Hungary’s willingness to enter security arrangements with Xi Jinping and do the bidding of Vladimir Putin while, simultaneously, maintain membership in NATO and the EU is deeply troubling and presents an existential crisis for those alliances.

On top of that, Chinese economic integration in Hungary presents risks of its own. Already home to Europe’s largest Huawei logistics and manufacturing base outside of China, China battery giant, CATL, has announced plans to build a €7.3bn plant near the Hungarian town of Debrecen — allowing China to dominate electric vehicle supply chains from inside the EU. 

This is similar to moves from other Chinese companies, like carmaker BYD, that are considering building factories in Mexico in an attempt to circumvent trade restrictions that would otherwise apply under the US-Mexico-Canada Free Trade Agreement.

It’s time to wake up to the risk of overreliance on China

As the US and its allies have awoken to the risk of overreliance on Chinese supply lines, Hungarian officials are taking the opposite approach, going so far as to call de-risking suicidal. 

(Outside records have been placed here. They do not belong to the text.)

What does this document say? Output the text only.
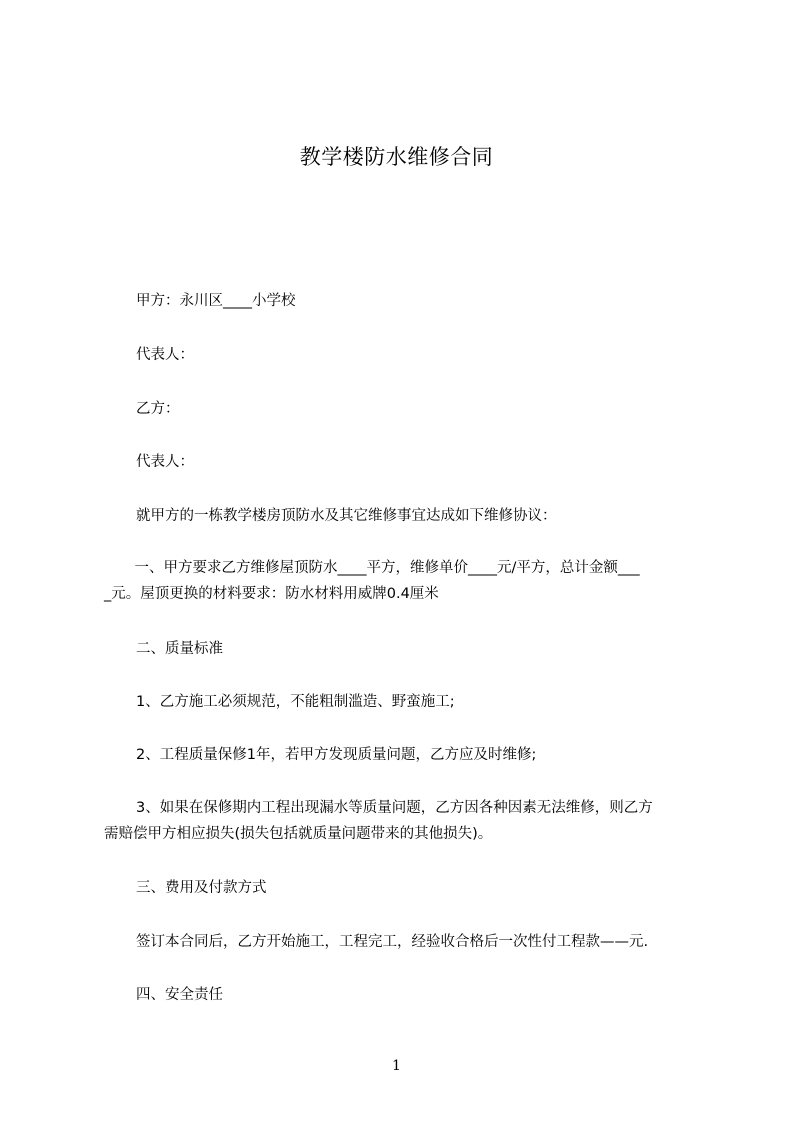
教学楼防水维修合同
甲方：永川区____小学校
代表人：
乙方：
代表人：
就甲方的一栋教学楼房顶防水及其它维修事宜达成如下维修协议：
　一、甲方要求乙方维修屋顶防水____平方，维修单价____元/平方，总计金额___
_元。屋顶更换的材料要求：防水材料用威牌0.4厘米
二、质量标准
1、乙方施工必须规范，不能粗制滥造、野蛮施工;
2、工程质量保修1年，若甲方发现质量问题，乙方应及时维修;
3、如果在保修期内工程出现漏水等质量问题，乙方因各种因素无法维修，则乙方
需赔偿甲方相应损失(损失包括就质量问题带来的其他损失)。
三、费用及付款方式
签订本合同后，乙方开始施工，工程完工，经验收合格后一次性付工程款——元.
四、安全责任
1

This position, however, doesn’t impact Hungary alone. The entire EU market is open to Chinese manipulations through the Hungarian economy, such as dumping of cheap goods to prop up the failing Chinese economy or undermining domestic European industries with subsidised competitors. 

As German chemical giant BASF seeks to disengage from China’s Xinjiang region, leaked documents indicate that China is planning to build a chemical hub in Hungary.

China’s grand vision of the world-changing BRI may have not been realised, but something else is emerging in its wake — a powerful lever to bend authoritarian-leaning countries toward Chinese interests. 

For Hungary, this is detrimental to its citizens, its neighbours, and Europe as a whole.

Elaine Dezenski is senior director and head of the Center on Economic and Financial Power at the Foundation for Defense of Democracies in Washington, DC.